A une vision binaire de l’économie (travail, capital), se substitue progressivement une vision ternaire (travail, capital, nature). Et ce ne sont pas des charges supplémentaires mais un incroyable potentiel de développement.

« Pour enrayer la destruction de ce capital naturel, il faut attribuer un coût aux multiples atteintes qu’on lui inflige. En tarifant les nuisances environnementales au moyen de taxes ou de marchés de permis, par exemple, avance Christian de Perthuis, professeur d’économie à Dauphine et auteur de Le Capital vert : une nouvelle perspective de croissance (Odile Jacob).

Si on basculait 10 % de nos impôts actuels pesant sur le travail ou le capital vers des taxes tarifant la pollution, l’impact économique serait bénéfique. »

 

Rente environnementale

Dans une vision fixiste braquée sur l’instant t, toute tarification écologique est considérée comme un coût supplémentaire.

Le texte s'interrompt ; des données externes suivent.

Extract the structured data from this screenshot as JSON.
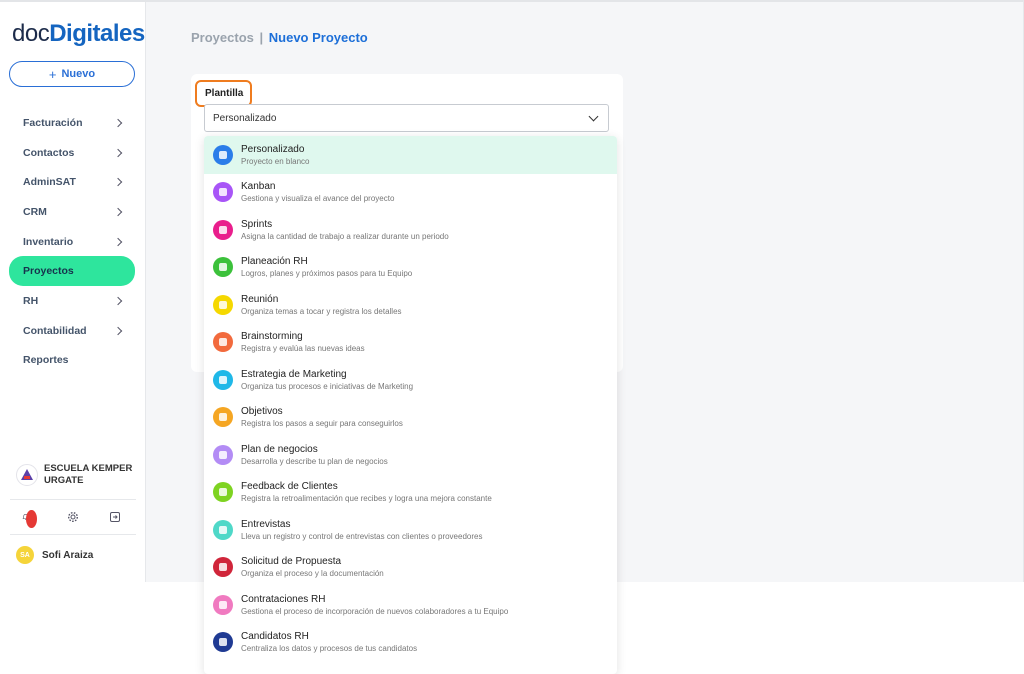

Dans une vision dynamique, qui relève un peu la tête du guidon et considère les horizons naturels de reproduction des ressources et le moyen-terme des générations futures, la fiscalité écologique apparaît sous deux autres aspects :

  • un formidable levier vers des comportements écologiquement vertueux, cela on le comprend aisément
  • mais aussi un formidable gisement d’économies réutilisables localement : ce que l’on appelle la rente environnementale.

 

a- L’énergie : prenons l’exemple de l’énergie, exemple simple puisque l’énergie est directement tarifée par le marché. On comprend aisément que plus le prix de l’énergie croît, plus les économies d’énergie sont rentables. Une politique énergétique durableconsisterait donc à puiser dans ce gisement d’économies d’énergie, donc à produire de l’économie d’énergie.

En fléchant ce gisement d’économies et de liquidités nouvelles vers des investissements utiles comme la rénovation thermique ou la production d’énergies locales, on ferait du montant de nos dépenses actuelles des investissements pour l’emploi et l’avenir de nos territoires.

 

b- Pour le carbone (et tous les autres gaz à effet de serre, protoxyde d’azote, méthane, etc…), le principe est presque le même : toute hausse du prix du carbone ou de ces gaz polluants en rend l’économie d’émission plus rentable. Et à dépense constante, un acteur investissant dans la réduction de ses émissions carbone peut amortir cet investissement selon la formule suivante :

coût carbone réduit (émissions réduites) + amortissement = coût carbone initial

A terme pour un entrepreneur, une réduction substantielle de ses émissions carbone peut constituer une rente :

– en termes de compétitivité-prix par rapport à ses concurrents (dotés d’un budget carbone plus important)

– ou en termes de trésorerie : dans un système de marché de permis carbone, cet acteur est en mesure de vendre ses « droits carbone » à ses concurrents. Si la régulation du prix du carbone est efficiente et écologique (en hausse régulière et amortissable), cette rente croissante peut lui permettre d’accélérer ses amortissements et d’autofinancer de nouvelles réductions de ses émissions.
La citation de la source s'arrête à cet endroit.